Quote:
Pria itu melihat kami dan langsung berkata, “Mas, maaf motornya pindahin dulu, saya mau keluar.”
Aku pun bangkit dan melepas pelukan Mita, kami berdua berjalan ke parkiran. “Mas, emangnya ngg bisa ya geser sendiri?” tanyaku.
“Enggak Mas, udah sempit gitu, lagian saya takut kalian kelewatan,” ucap Wisnu.
“Ah, saya juga enggak akan gitu kali Mas, malu sama temen-temen kantor.”
“Bercanda Mas, ya enggak apa-apa, asal dikunci pintunya,” ucapnya sambil tersenyum.
Aku pun membantu memindahkan motorku, memang tempat parkir di sini terlalu sempit. “Mau kemana, Mas?” tanyaku.

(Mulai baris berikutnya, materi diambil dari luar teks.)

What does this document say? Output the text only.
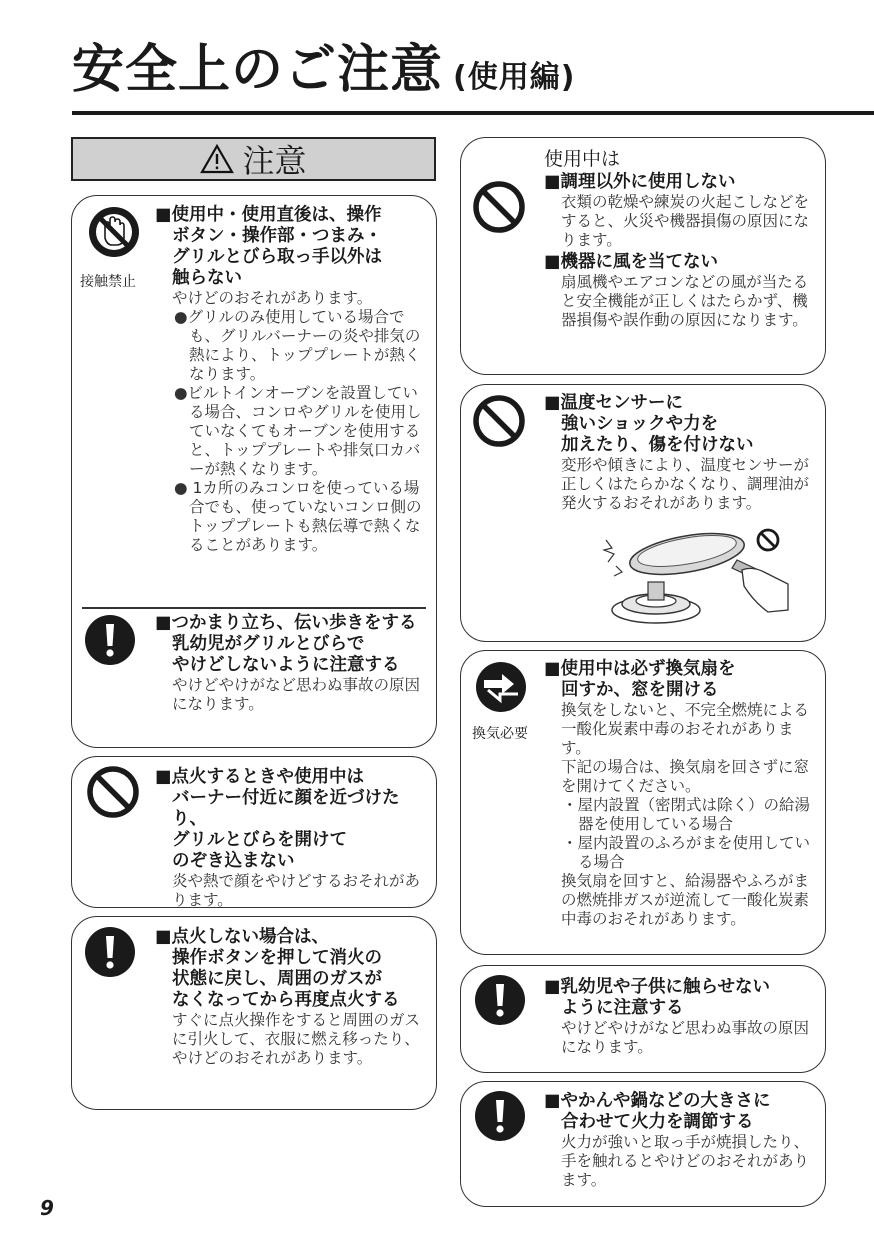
安全上のご注意 (使用編)
注意
接触禁止
■使用中・使用直後は、操作
ボタン・操作部・つまみ・
グリルとびら取っ手以外は
触らない
やけどのおそれがあります。
●グリルのみ使用している場合でも、グリルバーナーの炎や排気の熱により、トッププレートが熱くなります。
●ビルトインオーブンを設置している場合、コンロやグリルを使用していなくてもオーブンを使用すると、トッププレートや排気口カバーが熱くなります。
● 1カ所のみコンロを使っている場合でも、使っていないコンロ側のトッププレートも熱伝導で熱くなることがあります。
■つかまり立ち、伝い歩きをする
乳幼児がグリルとびらで
やけどしないように注意する
やけどやけがなど思わぬ事故の原因になります。
■点火するときや使用中は
バーナー付近に顔を近づけたり、
グリルとびらを開けて
のぞき込まない
炎や熱で顔をやけどするおそれがあります。
■点火しない場合は、
操作ボタンを押して消火の
状態に戻し、周囲のガスが
なくなってから再度点火する
すぐに点火操作をすると周囲のガスに引火して、衣服に燃え移ったり、やけどのおそれがあります。
使用中は
■調理以外に使用しない
衣類の乾燥や練炭の火起こしなどをすると、火災や機器損傷の原因になります。
■機器に風を当てない
扇風機やエアコンなどの風が当たると安全機能が正しくはたらかず、機器損傷や誤作動の原因になります。
■温度センサーに
強いショックや力を
加えたり、傷を付けない
変形や傾きにより、温度センサーが正しくはたらかなくなり、調理油が発火するおそれがあります。
換気必要
■使用中は必ず換気扇を
回すか、窓を開ける
換気をしないと、不完全燃焼による一酸化炭素中毒のおそれがあります。
下記の場合は、換気扇を回さずに窓を開けてください。
・屋内設置（密閉式は除く）の給湯器を使用している場合
・屋内設置のふろがまを使用している場合
換気扇を回すと、給湯器やふろがまの燃焼排ガスが逆流して一酸化炭素中毒のおそれがあります。
■乳幼児や子供に触らせない
ように注意する
やけどやけがなど思わぬ事故の原因になります。
■やかんや鍋などの大きさに
合わせて火力を調節する
火力が強いと取っ手が焼損したり、手を触れるとやけどのおそれがあります。
9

“Biasa Mas, cari angin, mau ikut?” tanyanya.
“Enggak tahu nih mas, asalnya Mbak Mita ngajak jalan-jalan sih.”
“Yaudah bareng.” Aku hanya mengangguk menolak ajakannya, aku takut Mita tidak mau ikut denganku.
Wisnu pun pergi lenyap ditelan ujung jalan, aku pun kembali ke kamar. Mita sedang merapikan pakaiannya saat aku masuk ke kamarku.
“Yuk!” katanya singkat. Aku tidak tahu ajakan apa sekarang.
“Yuk kemana?, Yuk ngapain?” tanyaku dengan penasaran.
Mita mendekat ke arahku, kedua tangannya dia simpan di pundakku dan tatapan matanya tajam. “Katanya mau main,” ucapnya.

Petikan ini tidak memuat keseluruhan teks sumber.